Given the advantages of historical knowledge, it was no great trick that Joseph Schumpeter foresaw and lamented, decades in advance, the appeasement of Russia and China later enshrined by Nixon and Kissinger. This appeasement was carried forward by every subsequent American administration, including that of Ronald Reagan (despite his rhetoric to the contrary). According to Schumpeter, "if we go through the list of the interests that form the pattern of American politics, we find that they all agree, though for different reasons, in favoring appeasement." We see this today in America's policy toward China, and in America's unwillingness to confront Russian duplicity in the struggle against international terrorism. Big business in America does not want war, wrote Schumpeter. "The business class, too, is tired of war slogans, of taxes, of regulations." They want to trade with China and Russia. And they want to trade with the Muslim world as well.

The ambition of Russia, and now the ambition of China as well as Iran, is built into the international equation. The United States seeks international security for the sake of its consumer society and global economic growth. Americans imagine that this growth can continue indefinitely, without interruption. But the Russians and Chinese know otherwise, and are preparing themselves for a different future than that imagined by most Americans.
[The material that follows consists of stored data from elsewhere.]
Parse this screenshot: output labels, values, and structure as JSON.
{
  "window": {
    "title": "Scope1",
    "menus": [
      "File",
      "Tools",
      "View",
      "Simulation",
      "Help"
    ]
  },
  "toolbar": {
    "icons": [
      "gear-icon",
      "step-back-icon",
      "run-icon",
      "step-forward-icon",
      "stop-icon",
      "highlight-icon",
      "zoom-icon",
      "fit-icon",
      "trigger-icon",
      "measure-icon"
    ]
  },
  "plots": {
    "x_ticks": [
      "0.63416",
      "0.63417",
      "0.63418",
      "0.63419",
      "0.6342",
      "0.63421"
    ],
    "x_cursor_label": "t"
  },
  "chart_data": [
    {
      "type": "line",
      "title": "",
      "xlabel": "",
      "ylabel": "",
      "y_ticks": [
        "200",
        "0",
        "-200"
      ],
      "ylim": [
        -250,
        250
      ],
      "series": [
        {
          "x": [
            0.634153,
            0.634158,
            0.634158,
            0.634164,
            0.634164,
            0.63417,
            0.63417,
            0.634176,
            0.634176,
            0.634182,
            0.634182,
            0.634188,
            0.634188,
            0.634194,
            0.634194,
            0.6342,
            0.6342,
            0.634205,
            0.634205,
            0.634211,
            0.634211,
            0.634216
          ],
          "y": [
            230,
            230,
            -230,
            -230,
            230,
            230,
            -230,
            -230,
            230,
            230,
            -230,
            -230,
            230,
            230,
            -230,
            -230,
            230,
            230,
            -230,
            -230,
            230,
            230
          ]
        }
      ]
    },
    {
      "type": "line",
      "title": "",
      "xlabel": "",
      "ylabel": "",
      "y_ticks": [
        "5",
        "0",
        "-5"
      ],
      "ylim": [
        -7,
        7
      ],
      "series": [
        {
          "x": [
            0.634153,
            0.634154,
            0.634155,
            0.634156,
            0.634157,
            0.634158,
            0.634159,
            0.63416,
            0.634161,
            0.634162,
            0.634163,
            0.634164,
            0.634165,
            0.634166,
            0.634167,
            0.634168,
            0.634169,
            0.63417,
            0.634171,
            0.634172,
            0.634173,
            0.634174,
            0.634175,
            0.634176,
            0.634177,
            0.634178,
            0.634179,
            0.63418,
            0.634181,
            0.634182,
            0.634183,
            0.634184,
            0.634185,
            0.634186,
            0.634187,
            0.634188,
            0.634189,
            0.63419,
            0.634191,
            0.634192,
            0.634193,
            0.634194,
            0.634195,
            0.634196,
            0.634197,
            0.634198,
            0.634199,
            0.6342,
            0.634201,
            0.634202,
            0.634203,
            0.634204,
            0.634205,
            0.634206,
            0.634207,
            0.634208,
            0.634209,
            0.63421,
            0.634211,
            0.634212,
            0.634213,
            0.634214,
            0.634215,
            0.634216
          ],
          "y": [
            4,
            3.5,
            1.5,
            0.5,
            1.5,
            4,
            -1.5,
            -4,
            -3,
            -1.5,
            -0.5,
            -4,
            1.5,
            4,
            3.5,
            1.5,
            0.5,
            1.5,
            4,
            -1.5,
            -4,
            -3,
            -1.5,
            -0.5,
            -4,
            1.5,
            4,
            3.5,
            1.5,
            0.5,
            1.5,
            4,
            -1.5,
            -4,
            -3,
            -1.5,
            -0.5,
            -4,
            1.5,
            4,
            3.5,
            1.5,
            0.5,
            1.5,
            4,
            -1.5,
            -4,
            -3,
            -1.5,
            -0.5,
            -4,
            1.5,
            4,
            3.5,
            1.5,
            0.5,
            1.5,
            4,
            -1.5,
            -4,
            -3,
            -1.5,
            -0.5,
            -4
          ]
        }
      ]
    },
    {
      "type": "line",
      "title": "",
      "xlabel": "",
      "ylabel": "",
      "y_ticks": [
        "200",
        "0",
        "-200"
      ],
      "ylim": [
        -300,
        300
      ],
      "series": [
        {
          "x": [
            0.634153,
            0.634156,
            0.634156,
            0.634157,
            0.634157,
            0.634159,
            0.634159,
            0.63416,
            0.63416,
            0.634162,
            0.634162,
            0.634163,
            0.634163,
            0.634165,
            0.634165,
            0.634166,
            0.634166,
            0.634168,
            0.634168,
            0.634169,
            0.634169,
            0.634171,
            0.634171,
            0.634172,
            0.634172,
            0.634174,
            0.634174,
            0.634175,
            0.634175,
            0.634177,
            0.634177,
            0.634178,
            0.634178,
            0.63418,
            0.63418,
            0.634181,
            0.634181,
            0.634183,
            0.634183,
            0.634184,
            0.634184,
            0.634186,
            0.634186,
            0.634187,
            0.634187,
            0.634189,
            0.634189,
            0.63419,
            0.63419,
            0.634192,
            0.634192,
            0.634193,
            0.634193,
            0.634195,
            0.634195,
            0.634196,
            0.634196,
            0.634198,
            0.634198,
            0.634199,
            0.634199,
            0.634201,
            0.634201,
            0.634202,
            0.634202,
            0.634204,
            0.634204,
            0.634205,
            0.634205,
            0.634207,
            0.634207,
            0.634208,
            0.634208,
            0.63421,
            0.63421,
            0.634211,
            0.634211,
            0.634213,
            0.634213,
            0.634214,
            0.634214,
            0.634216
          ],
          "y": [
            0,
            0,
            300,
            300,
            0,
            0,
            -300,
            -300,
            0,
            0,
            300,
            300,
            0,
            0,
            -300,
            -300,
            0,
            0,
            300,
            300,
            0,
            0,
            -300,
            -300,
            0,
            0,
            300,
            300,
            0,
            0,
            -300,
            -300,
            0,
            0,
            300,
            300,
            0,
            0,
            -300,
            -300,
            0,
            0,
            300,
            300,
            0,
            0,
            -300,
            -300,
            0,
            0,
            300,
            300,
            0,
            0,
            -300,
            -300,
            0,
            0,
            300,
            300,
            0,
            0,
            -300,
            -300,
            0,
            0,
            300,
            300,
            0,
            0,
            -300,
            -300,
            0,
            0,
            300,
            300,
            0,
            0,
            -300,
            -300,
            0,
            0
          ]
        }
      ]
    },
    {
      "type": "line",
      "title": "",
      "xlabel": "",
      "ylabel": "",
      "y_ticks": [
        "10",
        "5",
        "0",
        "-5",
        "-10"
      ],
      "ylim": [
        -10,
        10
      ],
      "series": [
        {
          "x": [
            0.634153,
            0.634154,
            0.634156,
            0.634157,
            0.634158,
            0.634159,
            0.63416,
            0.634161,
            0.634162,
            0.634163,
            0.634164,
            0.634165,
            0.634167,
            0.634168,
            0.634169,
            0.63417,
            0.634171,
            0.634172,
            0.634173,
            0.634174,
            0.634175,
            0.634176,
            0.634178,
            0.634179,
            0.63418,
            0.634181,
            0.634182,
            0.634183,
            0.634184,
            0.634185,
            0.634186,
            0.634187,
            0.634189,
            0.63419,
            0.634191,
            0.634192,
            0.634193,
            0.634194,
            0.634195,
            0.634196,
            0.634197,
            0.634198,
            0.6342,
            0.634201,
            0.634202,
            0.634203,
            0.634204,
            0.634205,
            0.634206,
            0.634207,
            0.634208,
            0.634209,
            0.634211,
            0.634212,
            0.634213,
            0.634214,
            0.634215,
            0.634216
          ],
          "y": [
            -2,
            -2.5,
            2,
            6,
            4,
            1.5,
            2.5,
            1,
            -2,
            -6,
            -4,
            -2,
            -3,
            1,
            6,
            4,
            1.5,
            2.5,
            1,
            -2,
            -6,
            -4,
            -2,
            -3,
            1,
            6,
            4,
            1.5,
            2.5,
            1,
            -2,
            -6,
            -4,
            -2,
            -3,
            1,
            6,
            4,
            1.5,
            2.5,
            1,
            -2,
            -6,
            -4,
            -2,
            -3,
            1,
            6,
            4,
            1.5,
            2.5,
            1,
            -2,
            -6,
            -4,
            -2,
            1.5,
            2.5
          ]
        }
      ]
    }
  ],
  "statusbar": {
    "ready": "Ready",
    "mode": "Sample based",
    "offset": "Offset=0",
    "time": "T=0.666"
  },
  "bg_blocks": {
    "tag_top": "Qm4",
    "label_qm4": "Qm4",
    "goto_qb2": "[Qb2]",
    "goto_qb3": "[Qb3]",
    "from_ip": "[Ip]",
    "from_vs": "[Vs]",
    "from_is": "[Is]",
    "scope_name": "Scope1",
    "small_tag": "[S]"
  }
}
Keeping this in mind, the recent appearance of Iranian President Mahmoud Ahmadinejad's at the Shanghai summit should come as no surprise. The Russians and Chinese are merely preparing the Asian arm of their anti-American alliance (i.e., the Shanghai Cooperation Organization, which implausibly claims that it isn't aimed at any "third parties"). While the United States seeks to curb Iranian nuclear ambitions the Russians and Chinese are courting the Iranian leadership, welcoming Iran a strategic partner.

This is consistent with past Kremlin practice. Russia has supported international terrorism for many decades. It is well known that the Russians trained the late Yassir Arafat, leader of the PLO. They also trained Carlos the Jackal. Even more alarming, the KGB infiltrated anti-Soviet Islamic groups during the 1980s. It should therefore come as no surprise whatsoever that al Qaeda's No. 2 man, Ayman al-Zawahiri - the prime mover behind bin Laden - has been named as a KGB agent by Russian intelligence defector Alexander Litvinenko.

Russia's psychological mobilization of anti-American opinion in Russia is not a fluke. The mobilization of anti-Americanism in Europe and Latin America has used the old KGB channels described by Christopher Andrew and Vasili Mitrokhin in a book titled The World Was Going Our Way. As objective conditions worsen, it seems that Americans have collectively decided to live in a bubble, if only to enjoy the illusion of success and victory for a few more years, ignoring the danger that comes when bubbles burst. It is not merely an economic bubble, but a foreign policy bubble as well. It appears that the Russian and Chinese leaders are waiting for a financial crisis to hit the United States. They eagerly anticipate massive Pentagon budget cuts, and the disastrous withdrawal of U.S. forces from the Middle East.

And they probably won't have to wait much longer.